Afastado o activo tóxico, a harpia gananciosa que calçava Louboutin, eis que se segue o processo de desminagem em curso, causando danos colaterais de vulto. O Governo, cujo primeiro-ministro se exibiu em entrevista em pose régia e discurso envolto em húbris, parece empenhado em bater o recorde nacional de demissões. Verdadeiramente grave, porém, é a sensação de inércia, que nem sequer pode aspirar a ser confundida com calculismo. Já tarda que António Costa reclame para si as rédeas. Cavalo à solta pode adequar-se à poesia, mas é letal para a administração do poder. Estranha-se que quem resistiu a uma pandemia, suportou os estilhaços de uma guerra e enfrentou o regresso da inflação possa sucumbir à modorra depois de ter alcançado a sua vitória política mais substantiva.

 

Enquanto a cidade dorme, e o primeiro-ministro se vê impelido a planear a regeneração, eis que o impetuoso André e o nobre falido Nuno reclamam eleições antecipadas.

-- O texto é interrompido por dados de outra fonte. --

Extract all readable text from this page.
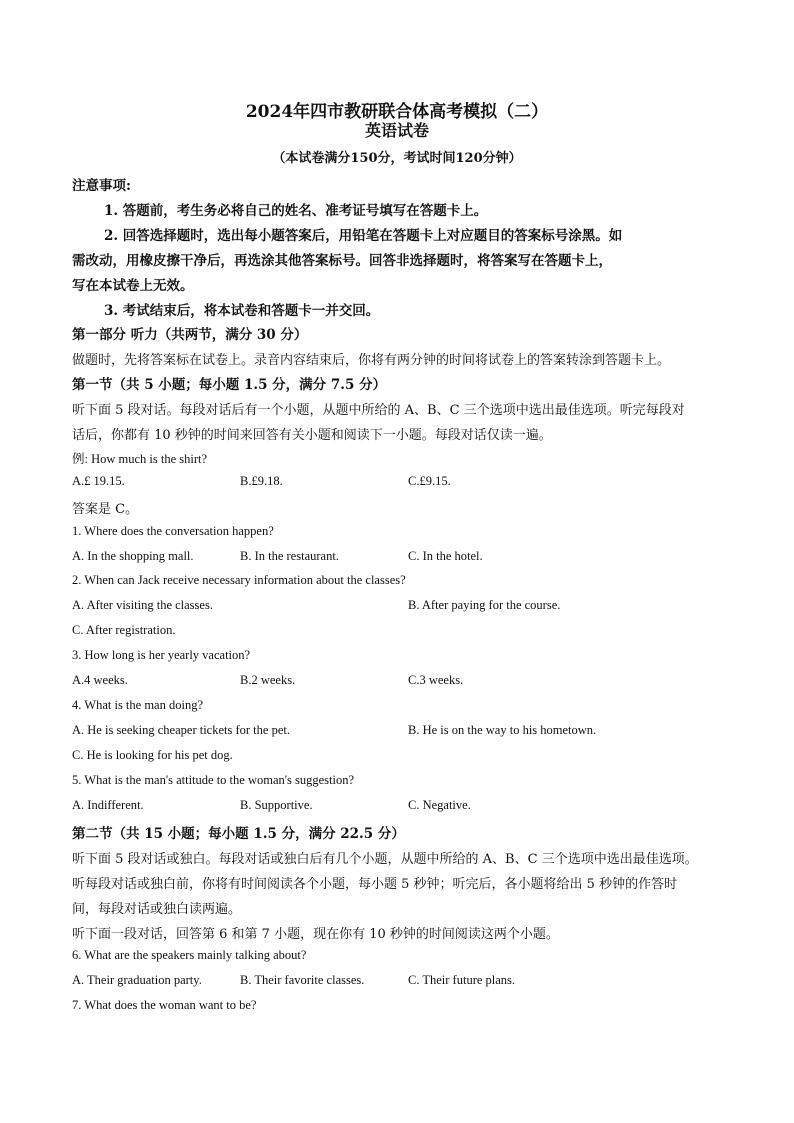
2024年四市教研联合体高考模拟（二）
英语试卷
（本试卷满分150分，考试时间120分钟）
注意事项:
1. 答题前，考生务必将自己的姓名、准考证号填写在答题卡上。
2. 回答选择题时，选出每小题答案后，用铅笔在答题卡上对应题目的答案标号涂黑。如
需改动，用橡皮擦干净后，再选涂其他答案标号。回答非选择题时，将答案写在答题卡上，
写在本试卷上无效。
3. 考试结束后，将本试卷和答题卡一并交回。
第一部分 听力（共两节，满分 30 分）
做题时，先将答案标在试卷上。录音内容结束后，你将有两分钟的时间将试卷上的答案转涂到答题卡上。
第一节（共 5 小题；每小题 1.5 分，满分 7.5 分）
听下面 5 段对话。每段对话后有一个小题，从题中所给的 A、B、C 三个选项中选出最佳选项。听完每段对
话后，你都有 10 秒钟的时间来回答有关小题和阅读下一小题。每段对话仅读一遍。
例: How much is the shirt?
A.£ 19.15.	B.£9.18.	C.£9.15.
答案是 C。
1. Where does the conversation happen?
A. In the shopping mall.	B. In the restaurant.	C. In the hotel.
2. When can Jack receive necessary information about the classes?
A. After visiting the classes.	B. After paying for the course.
C. After registration.
3. How long is her yearly vacation?
A.4 weeks.	B.2 weeks.	C.3 weeks.
4. What is the man doing?
A. He is seeking cheaper tickets for the pet.	B. He is on the way to his hometown.
C. He is looking for his pet dog.
5. What is the man's attitude to the woman's suggestion?
A. Indifferent.	B. Supportive.	C. Negative.
第二节（共 15 小题；每小题 1.5 分，满分 22.5 分）
听下面 5 段对话或独白。每段对话或独白后有几个小题，从题中所给的 A、B、C 三个选项中选出最佳选项。
听每段对话或独白前，你将有时间阅读各个小题，每小题 5 秒钟；听完后，各小题将给出 5 秒钟的作答时
间，每段对话或独白读两遍。
听下面一段对话，回答第 6 和第 7 小题，现在你有 10 秒钟的时间阅读这两个小题。
6. What are the speakers mainly talking about?
A. Their graduation party.	B. Their favorite classes.	C. Their future plans.
7. What does the woman want to be?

Mas o gongórico Rangel já veio garantir que o PSD exibe uma “postura de sentido de Estado” e que “o país não pode andar de eleições em eleições”. E do alto do seu púlpito, os comentadores indignados, entalados entre as suas convicções íntimas, o brio profissional e os imperativos do share, clamam: “Onde é que anda Luís Montenegro?”